PS: A mixtape de setembro, que me orgulha muito, chega nesta quinta-feira, dia 30, um pouco mais cedo do que o habitual. Entre 18h e 19h. Espero vocês, ok?
2 ou 3 parágrafos | Ilha do medo
No DVD de New York, New York (1977), Martin Scorsese conta que projetou o filme como uma espécie de experimento. A ideia era se apropriar dos grandes musicais hollywoodianos, mas com um olhar realista que estava muito em voga nos anos 1970. Uma América de arquitetura falsa — em miniaturas de neon — e sentimentos desvairados, imperfeitos. Acredito que o filme tenha incomodado muita gente (foi fiasco de bilheteria) por deixar a impressão de uma mistura heterogênea, muito desequilibrada (e curiosíssima, mas aí é outra história), entre dois cinemas.

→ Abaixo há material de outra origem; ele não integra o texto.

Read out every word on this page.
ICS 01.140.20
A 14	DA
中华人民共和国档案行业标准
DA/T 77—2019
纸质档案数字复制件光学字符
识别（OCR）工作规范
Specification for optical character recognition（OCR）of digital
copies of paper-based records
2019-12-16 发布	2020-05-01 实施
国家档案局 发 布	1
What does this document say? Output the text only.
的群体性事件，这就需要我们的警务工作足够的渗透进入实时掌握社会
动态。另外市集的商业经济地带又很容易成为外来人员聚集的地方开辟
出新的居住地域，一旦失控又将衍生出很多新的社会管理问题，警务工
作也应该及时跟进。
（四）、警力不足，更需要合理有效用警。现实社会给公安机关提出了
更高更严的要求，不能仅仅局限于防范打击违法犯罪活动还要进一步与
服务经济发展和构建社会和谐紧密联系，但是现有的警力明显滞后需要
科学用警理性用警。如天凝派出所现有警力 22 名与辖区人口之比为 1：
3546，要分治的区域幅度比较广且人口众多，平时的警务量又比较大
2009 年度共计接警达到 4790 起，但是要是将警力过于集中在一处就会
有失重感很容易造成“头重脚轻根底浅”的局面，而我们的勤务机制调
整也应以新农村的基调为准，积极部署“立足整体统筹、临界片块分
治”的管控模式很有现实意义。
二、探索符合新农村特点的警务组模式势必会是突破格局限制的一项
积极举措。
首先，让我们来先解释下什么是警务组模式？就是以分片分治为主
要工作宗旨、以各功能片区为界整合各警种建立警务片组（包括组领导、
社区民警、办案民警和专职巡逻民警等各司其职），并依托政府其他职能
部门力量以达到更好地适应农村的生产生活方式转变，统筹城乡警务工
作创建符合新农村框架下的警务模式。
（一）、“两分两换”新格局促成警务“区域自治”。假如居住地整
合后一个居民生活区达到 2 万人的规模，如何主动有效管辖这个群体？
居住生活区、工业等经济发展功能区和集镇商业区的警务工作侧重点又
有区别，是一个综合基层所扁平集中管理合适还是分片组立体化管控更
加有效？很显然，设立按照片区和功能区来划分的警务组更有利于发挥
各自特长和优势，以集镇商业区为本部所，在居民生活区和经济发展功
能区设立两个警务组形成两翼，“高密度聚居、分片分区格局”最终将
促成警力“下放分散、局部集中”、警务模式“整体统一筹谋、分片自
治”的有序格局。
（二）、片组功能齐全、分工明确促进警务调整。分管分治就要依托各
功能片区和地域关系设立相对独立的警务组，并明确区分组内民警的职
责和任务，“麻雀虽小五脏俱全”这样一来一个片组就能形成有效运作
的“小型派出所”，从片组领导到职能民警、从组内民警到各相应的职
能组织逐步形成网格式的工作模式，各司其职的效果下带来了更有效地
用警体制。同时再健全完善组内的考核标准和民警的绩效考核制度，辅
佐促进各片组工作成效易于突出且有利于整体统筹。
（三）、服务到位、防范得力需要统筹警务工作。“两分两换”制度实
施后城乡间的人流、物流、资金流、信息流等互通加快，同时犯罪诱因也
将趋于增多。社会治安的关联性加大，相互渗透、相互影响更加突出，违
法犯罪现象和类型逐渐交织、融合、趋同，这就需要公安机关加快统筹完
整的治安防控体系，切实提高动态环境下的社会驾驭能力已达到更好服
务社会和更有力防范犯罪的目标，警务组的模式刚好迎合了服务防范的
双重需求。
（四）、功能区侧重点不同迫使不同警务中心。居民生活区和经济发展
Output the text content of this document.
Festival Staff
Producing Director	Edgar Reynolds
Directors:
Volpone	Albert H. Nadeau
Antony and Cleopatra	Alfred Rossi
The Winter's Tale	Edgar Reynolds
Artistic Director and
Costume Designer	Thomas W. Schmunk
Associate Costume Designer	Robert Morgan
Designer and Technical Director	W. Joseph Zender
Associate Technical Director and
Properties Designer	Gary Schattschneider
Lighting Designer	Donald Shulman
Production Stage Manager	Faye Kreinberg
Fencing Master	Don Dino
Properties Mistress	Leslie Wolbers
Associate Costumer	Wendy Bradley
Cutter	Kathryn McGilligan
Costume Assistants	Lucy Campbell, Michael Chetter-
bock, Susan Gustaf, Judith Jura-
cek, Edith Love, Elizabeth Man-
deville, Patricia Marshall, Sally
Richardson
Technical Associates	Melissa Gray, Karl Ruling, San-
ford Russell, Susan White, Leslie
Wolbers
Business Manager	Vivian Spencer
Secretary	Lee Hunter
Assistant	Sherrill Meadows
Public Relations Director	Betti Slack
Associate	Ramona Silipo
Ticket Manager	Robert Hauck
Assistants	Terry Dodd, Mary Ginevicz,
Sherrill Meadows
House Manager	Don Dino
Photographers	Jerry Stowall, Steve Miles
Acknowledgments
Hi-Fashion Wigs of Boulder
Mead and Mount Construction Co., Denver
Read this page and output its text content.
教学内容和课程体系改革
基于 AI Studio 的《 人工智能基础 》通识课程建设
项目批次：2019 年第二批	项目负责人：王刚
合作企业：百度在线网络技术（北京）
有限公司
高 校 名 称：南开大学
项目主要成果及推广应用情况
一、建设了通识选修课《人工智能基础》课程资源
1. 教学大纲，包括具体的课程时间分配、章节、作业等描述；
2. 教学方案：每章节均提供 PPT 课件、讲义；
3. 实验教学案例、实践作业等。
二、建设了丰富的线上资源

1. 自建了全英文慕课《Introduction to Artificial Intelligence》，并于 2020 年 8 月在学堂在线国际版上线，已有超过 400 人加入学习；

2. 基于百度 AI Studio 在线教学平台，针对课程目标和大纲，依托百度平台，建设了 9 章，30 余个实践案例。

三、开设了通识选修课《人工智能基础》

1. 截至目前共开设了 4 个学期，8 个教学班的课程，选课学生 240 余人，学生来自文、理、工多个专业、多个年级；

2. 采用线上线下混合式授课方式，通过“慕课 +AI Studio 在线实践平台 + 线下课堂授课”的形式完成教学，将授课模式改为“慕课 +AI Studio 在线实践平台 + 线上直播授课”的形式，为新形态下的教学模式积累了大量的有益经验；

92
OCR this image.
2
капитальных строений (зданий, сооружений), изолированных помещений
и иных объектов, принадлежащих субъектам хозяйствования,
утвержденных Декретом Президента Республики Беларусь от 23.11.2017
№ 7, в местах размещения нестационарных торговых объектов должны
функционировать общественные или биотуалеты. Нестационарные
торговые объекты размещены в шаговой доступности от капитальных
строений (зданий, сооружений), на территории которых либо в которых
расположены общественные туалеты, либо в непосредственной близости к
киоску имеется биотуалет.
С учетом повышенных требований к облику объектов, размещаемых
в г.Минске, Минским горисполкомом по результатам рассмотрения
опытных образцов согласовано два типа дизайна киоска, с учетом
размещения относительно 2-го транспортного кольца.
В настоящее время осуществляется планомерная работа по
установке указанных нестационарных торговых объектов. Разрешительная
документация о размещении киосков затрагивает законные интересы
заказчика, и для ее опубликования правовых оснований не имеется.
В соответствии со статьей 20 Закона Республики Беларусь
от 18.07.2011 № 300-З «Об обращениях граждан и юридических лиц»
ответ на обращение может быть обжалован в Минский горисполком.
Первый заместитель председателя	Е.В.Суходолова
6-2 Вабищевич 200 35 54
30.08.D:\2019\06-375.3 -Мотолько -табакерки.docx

Quando li que Ilha do medo seria um filme assumidamente artificial, inspirado num livro quase pulp de Dennis Lehane, fui correndo comparar aquele Scorsese (de 35 anos) com este aqui (já sessentão). E, como não?, lembrar da distância que separa o diretor de Last waltz (1978) do de Shine a light (2008), dois documentários sobre concertos de rock. No primeiro caso, ele filmou a despedida do The Band — um episódio que provocaria comoção independentemente da existência do filme. No segundo, preferiu encenar um show particular dos Rolling Stones — um momento cuidadosamente planejado para o filme (nas cenas finais, para acentuar esse tom de farsa, o diretor manipula a imagem com efeitos especiais).
Daí que Ilha do medo (4/5) me parece muito coerente com esse Scorsese de Shine a light (talvez este Shutter Island seja o grande filme dessa fase). O realismo é totalmente diluído num jogo de ilusões montado com as referências cinematográficas do diretor. Não é mais o caso de somar A (fantasia) e B (realismo), mas combinar uma infinidade de signos — filmes B, Hitchcock, surrealismo, horror, noir, romance — num redemoinho de imagens que acaba por derrubar o chão do espectador. Se não devemos confiar no narrador do filme, em quem acreditaremos? É esse tipo de incômodo — mais sutil, mais sofisticado — que Scorsese parece interessado em procurar.